The title of this post is one of my (many) favourite Wittgenstein quotations. It comes from his Lecture on Religious Belief, when he is pointing out that religious belief is not the same sort of thing as a scientific belief; that is, it isn’t something that proceeds in steady and cautious steps from evidence to conclusion. Those that think in these terms simply demonstrate their intellectual captivity to post-Enlightenment nostrums about rationality. Their time has passed; that intellectual battle has been lost; they are simply the intellectual equivalent of Japanese soldiers still occupying tiny islands long after the end of the Second World War. So, no more about that.
I most tend to think of Wittgenstein’s aphorism when pondering the huge cultural changes that we have gone through, where we haven’t yet worked out all the implications of what is happening, or whether they are desirable or not. Most especially, it comes to mind when I think about the Church of England, and what God might actually be seeking from us in this time that we have been given.
Consider George Carey’s fearful remarks, the tired old trope that the church is only one generation from extinction. I shouldn’t let it, but such language always irritates me. Jesus said that the gates of hell will not prevail against the church, and I for one believe Him. So let us not get too hung up about whether it falls upon our poor mortal shoulders to save the church – or even the Church of England – for there are legions of angels working for God’s will to be accomplished. Let us, instead, work out what God is seeking to do and then try and cooperate with it.
Which is…? Well, ‘for a blunder, that’s too big’. Might it not be the case that, rather than a story about the long, melancholy withdrawing roar of the Sea of Faith – and therefore a sad story of decline and death – what we have in the religious history of England over the last 150 years is, in fact, the direct working out of God’s will? In other words, that the Church of England, as a centralised and established form of Christianity, intimately bound together with the legal and constitutional arrangements of the country, that this glorious old lady has in fact achieved all that God wanted her to achieve (quite possibly the worldwide transmission of the via media approach to the faith) and that, now this task has been accomplished, what God actually wants is for her to enter her rest, and hear those most gracious words ‘well done thou good and faithful servant’?

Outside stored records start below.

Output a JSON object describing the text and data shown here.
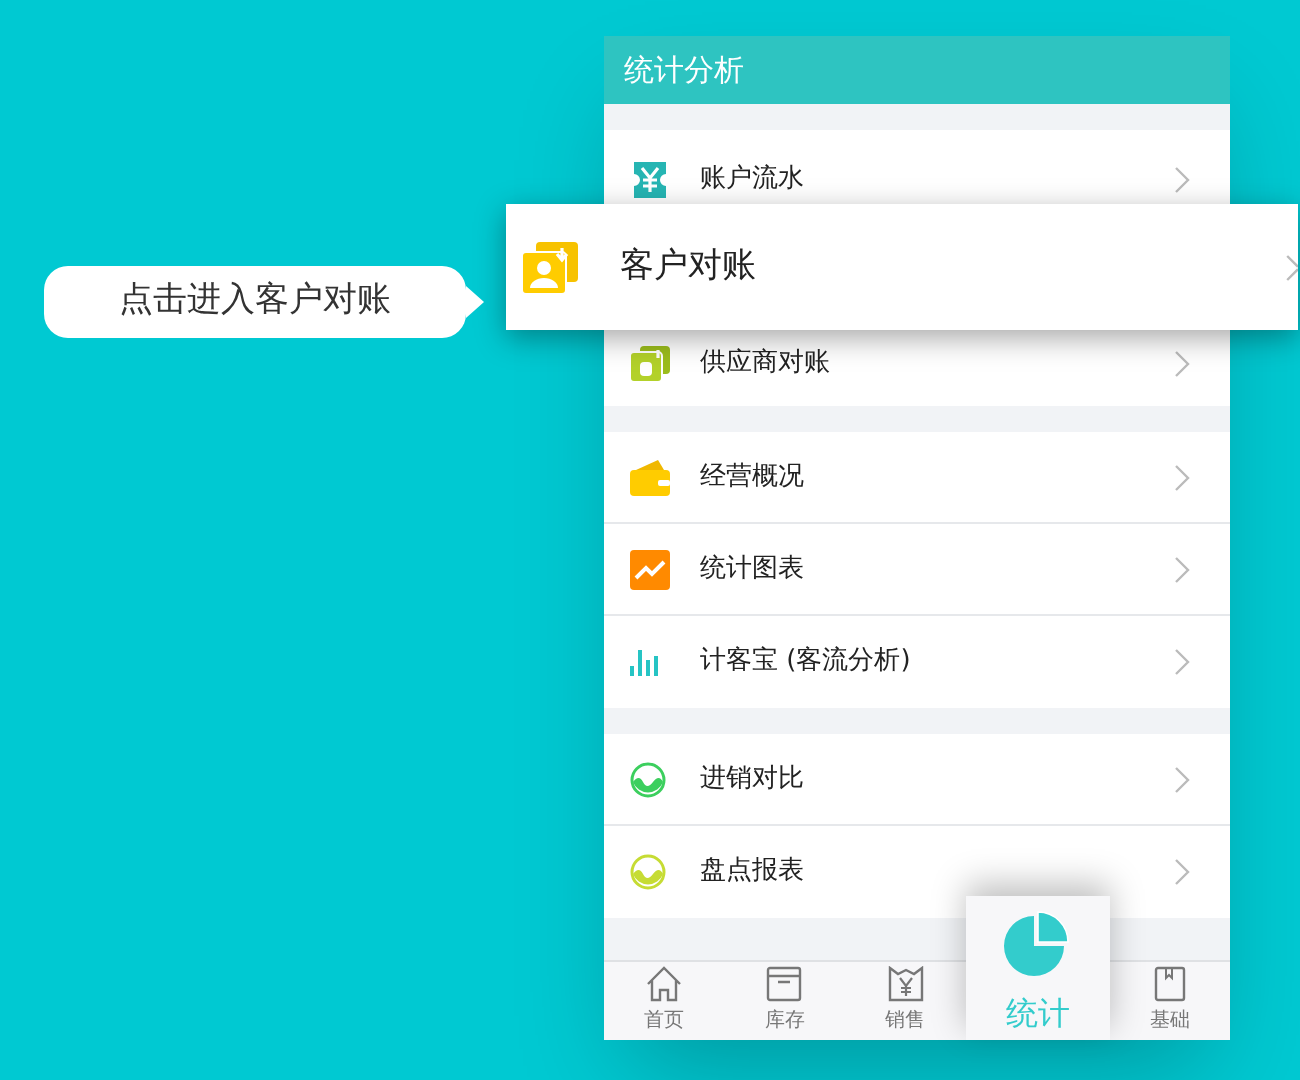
{
  "header": {
    "title": "统计分析"
  },
  "callout": {
    "text": "点击进入客户对账"
  },
  "sections": [
    {
      "items": [
        {
          "label": "账户流水",
          "kind": "row"
        },
        {
          "label": "客户对账",
          "kind": "zoomed"
        },
        {
          "label": "供应商对账",
          "kind": "row"
        }
      ]
    },
    {
      "items": [
        {
          "label": "经营概况",
          "kind": "row"
        },
        {
          "label": "统计图表",
          "kind": "row"
        },
        {
          "label": "计客宝 (客流分析)",
          "kind": "row"
        }
      ]
    },
    {
      "items": [
        {
          "label": "进销对比",
          "kind": "row"
        },
        {
          "label": "盘点报表",
          "kind": "row"
        }
      ]
    }
  ],
  "tabs": [
    {
      "label": "首页",
      "selected": false
    },
    {
      "label": "库存",
      "selected": false
    },
    {
      "label": "销售",
      "selected": false
    },
    {
      "label": "统计",
      "selected": true
    },
    {
      "label": "基础",
      "selected": false
    }
  ]
}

After all, what is it that is actually ‘dying’? It isn’t the gospel itself; it isn’t Christianity in this country; it isn’t even the local church, which is often in robust good health. No, it is simply the place that a particular form of Christianity held within the national life of England. England has moved away from it, and all of the ways in which being an Anglican were tied in to the old cultural forms are now dying. What is wrong with that?
I want to stick with my deckchairs and lifeboats image, however hackneyed. I believe that we most need to recognise that the good ship of Establishment is sinking, and trying to prevent that from taking place is not simply a wasted effort on our part, it is actually a blasphemous and misguided attempt to thwart God’s will. The decline of the Church of England is not a blunder.
What we are called to do is the same as what all Christians are called to do, every where and at every time – to be faithful, to hold on to Christ alone and to be willing to let go of everything else. The centralised Church of England is sinking – what strikes me now as being worthy of theological interest is the multitude of Anglicanisms that shall follow – a flotilla of lifeboats floating away from the wreckage, seeking a new shore on which to embark on new adventures. Which is, after all, a more exciting and more inspiring prospect.